Regulators do not accept non-transparent “black box” models developed for any aspect of risk exposure. For example, some AI approaches – typically based on machine learning techniques – have not yet received full acceptance by regulators even though they are successfully applied internally by banks. The resulting incentive towards model simplicity bears however some risks: 1) overly simplified models might not apply to the evaluation of some of the more complex modern financial products, creating an indirect and perhaps unintended barrier to financial innovation; 2) regulators and the public using overly simplified models might be left with inferior information about true risk exposures, including systemic risks. Additionally, while AI and machine learning tools hold the potential to improve risk management, they remain untested at addressing risk under shifting financial conditions because they have been only recently deployed.
A serious investment into transparent, interpretable and explainable AI in Finance is therefore urgently needed. Such research would encourage regulators to consider and apply more advanced AI-based models. Consequently, explainable artificial intelligence (XAI) is an emergent and very important research area. It not only aims at providing a rationale for model selection but also creates stability in model formulation, an important requirement for trust in models (Došilović et al. 2018, Biran et al. 2018).
Description of the Challenge (Main Aim)
Regulators need to ensure the transparency of rules and criteria used to judge the admissibility of decision algorithms employed by financial institutions, to avoid possible negative impact on the industry such as discrimination among market players. Thus, it is important that regulators and policy-makers have conceptual tools and research at their disposals to make quick and motivated decisions on how to regulate the use of data science techniques.
Additionally, while AI and ML tools hold potential to improve risk management, their recent deployment means that they remain untested at addressing risk under shifting financial conditions. Moreover, for more novel asset classes such as those comprising exposure to crypto-assets, the lack of long time series compounds the difficulty of understanding how a given model performs. Thus, it is important to develop methodologies to make inferences on model performance in unstable environments and in the absence of long time series (e.g., along the lines of Athey and Kuang (2018)).
Another point of concern is that black-box models can (inadvertently or otherwise) introduce biases in decision making within the financial industry that can have important discriminatory effects, as stressed by Kusner, M.; Loftus, C.; Russell, C. and Silva, R. (2017). For example, credit scoring models might discriminate based on race and socio-cultural characteristics that might be correlated but not have any direct causal link to individuals’ creditworthiness.
Progress beyond the state-of-the-art
With regard to all three challenges faced by WG2, key insight will come from research on the nexus between causality and prediction, which is currently being explored in pioneering literature at the cross-roads of econometrics and data science, such as the work of Victor Chernozhukov (e.g., Belloni et al. (2017)) and of Susan Athey and Guido Imbens (e.g., Athey (2017), Athey and Imbens (2019)).
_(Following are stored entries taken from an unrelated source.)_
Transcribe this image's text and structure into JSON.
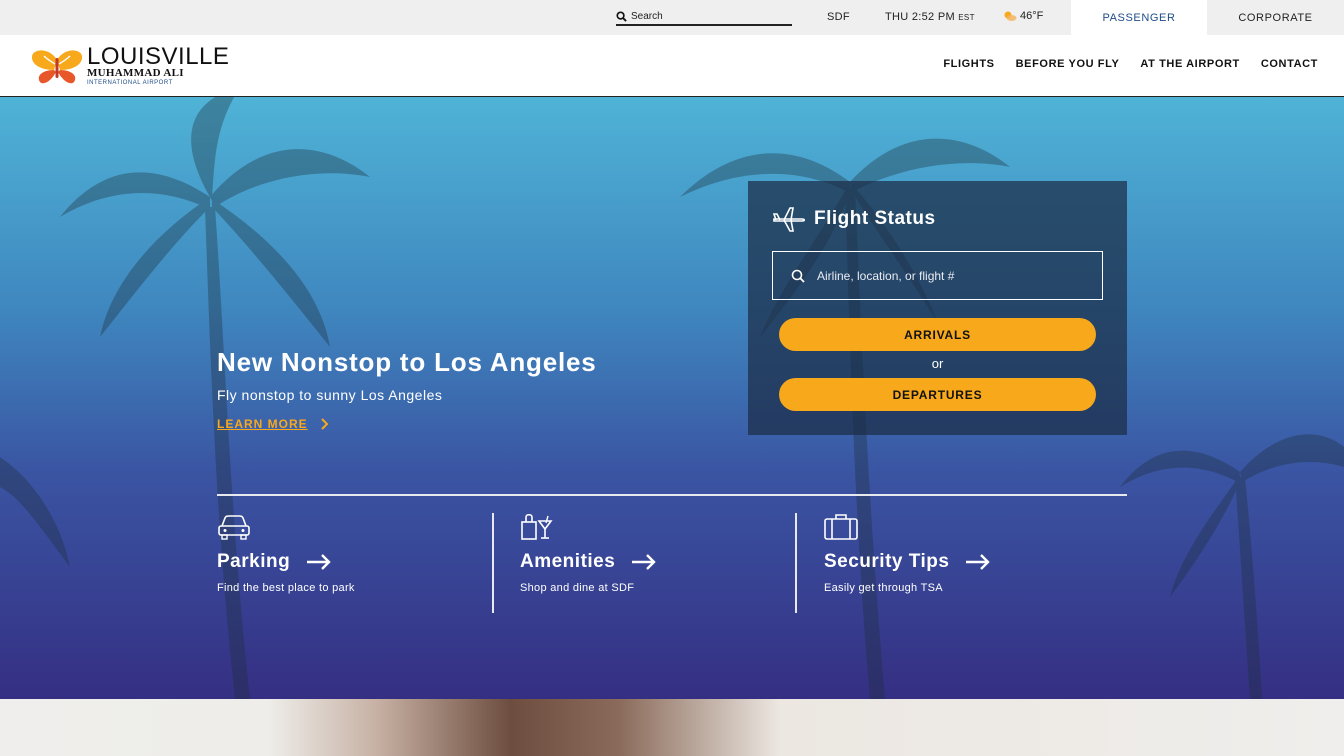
{
  "utility": {
    "search_placeholder": "Search",
    "airport_code": "SDF",
    "datetime": "THU 2:52 PM",
    "timezone": "EST",
    "temperature": "46°F",
    "tabs": [
      {
        "label": "PASSENGER"
      },
      {
        "label": "CORPORATE"
      }
    ]
  },
  "logo": {
    "line1": "LOUISVILLE",
    "line2": "MUHAMMAD ALI",
    "line3": "INTERNATIONAL AIRPORT"
  },
  "nav": {
    "items": [
      {
        "label": "FLIGHTS"
      },
      {
        "label": "BEFORE YOU FLY"
      },
      {
        "label": "AT THE AIRPORT"
      },
      {
        "label": "CONTACT"
      }
    ]
  },
  "hero": {
    "title": "New Nonstop to Los Angeles",
    "subtitle": "Fly nonstop to sunny Los Angeles",
    "cta": "LEARN MORE"
  },
  "flight_status": {
    "title": "Flight Status",
    "placeholder": "Airline, location, or flight #",
    "arrivals": "ARRIVALS",
    "or": "or",
    "departures": "DEPARTURES"
  },
  "cards": [
    {
      "title": "Parking",
      "subtitle": "Find the best place to park"
    },
    {
      "title": "Amenities",
      "subtitle": "Shop and dine at SDF"
    },
    {
      "title": "Security Tips",
      "subtitle": "Easily get through TSA"
    }
  ],
  "colors": {
    "accent": "#f7a81b",
    "brand_blue": "#1e4c8a",
    "hero_top": "#4fb3d6",
    "hero_bottom": "#352f83"
  },
  "icons": {
    "search": "search-icon",
    "weather": "partly-cloudy-icon",
    "plane": "airplane-icon",
    "parking": "car-icon",
    "amenities": "shopping-drink-icon",
    "security": "suitcase-icon",
    "arrow": "arrow-right-icon"
  }
}
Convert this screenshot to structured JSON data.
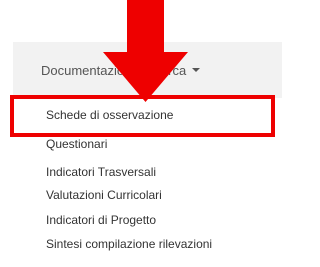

The Action will build on and expand this line of research, leveraging on the multidisciplinary nature of our network (economists and financial economists working alongside applied mathematicians, statisticians and computer scientists).
During this Action, our working group will develop prototypes to demonstrate the application of quantitative methods to improve transparency for the described “black box” models. The working group will also publish policy papers to suggest new regulation and guidelines for industry. Our objective is to lower, to the extent possible, the barriers to use more advanced methods.
In addition, our work will also address the issues of limited data and small-sample problems that arise in situations when the events of interest occur infrequently (e.g., defaults, fraud, etc.), providing solutions that will augment existing methods used in the financial industry. The WG will employ methods drawn from econometrics and statistics to transparently quantify and, to the extent possible, alleviate the impact of this problem on inference and prediction for financial decision making. This can be done, for example, by explicitly modelling the probability of data unavailability (e.g., using penalized logistic regressions and/or censored regressions), or by using estimation methods that allow for missing data (unbalanced panel data models).
The main objectives of the working group are
- The development of conceptual and methodological tools for establishing when black-box models are admissible and, to the extent possible, making them more transparent and/or replacing them with interpretable and explainable models. This will require (i) the classification of algorithms from a range of disciplinary domains (especially ML, Econometrics) according to the predictability of the variables being modelled/forecast, (ii) the identification of methods for mapping results of black-box models to explainable and interpretable ones, at least ex-post, (iii) a better understanding of the conceptual and empirical nexus between identification of causality within models and the interpretability/explainability of the models.
- Establishing working relationships with regulators and practitioners’ communities, to receive essential input on how to pursue the previous objective and to share the results of the investigation.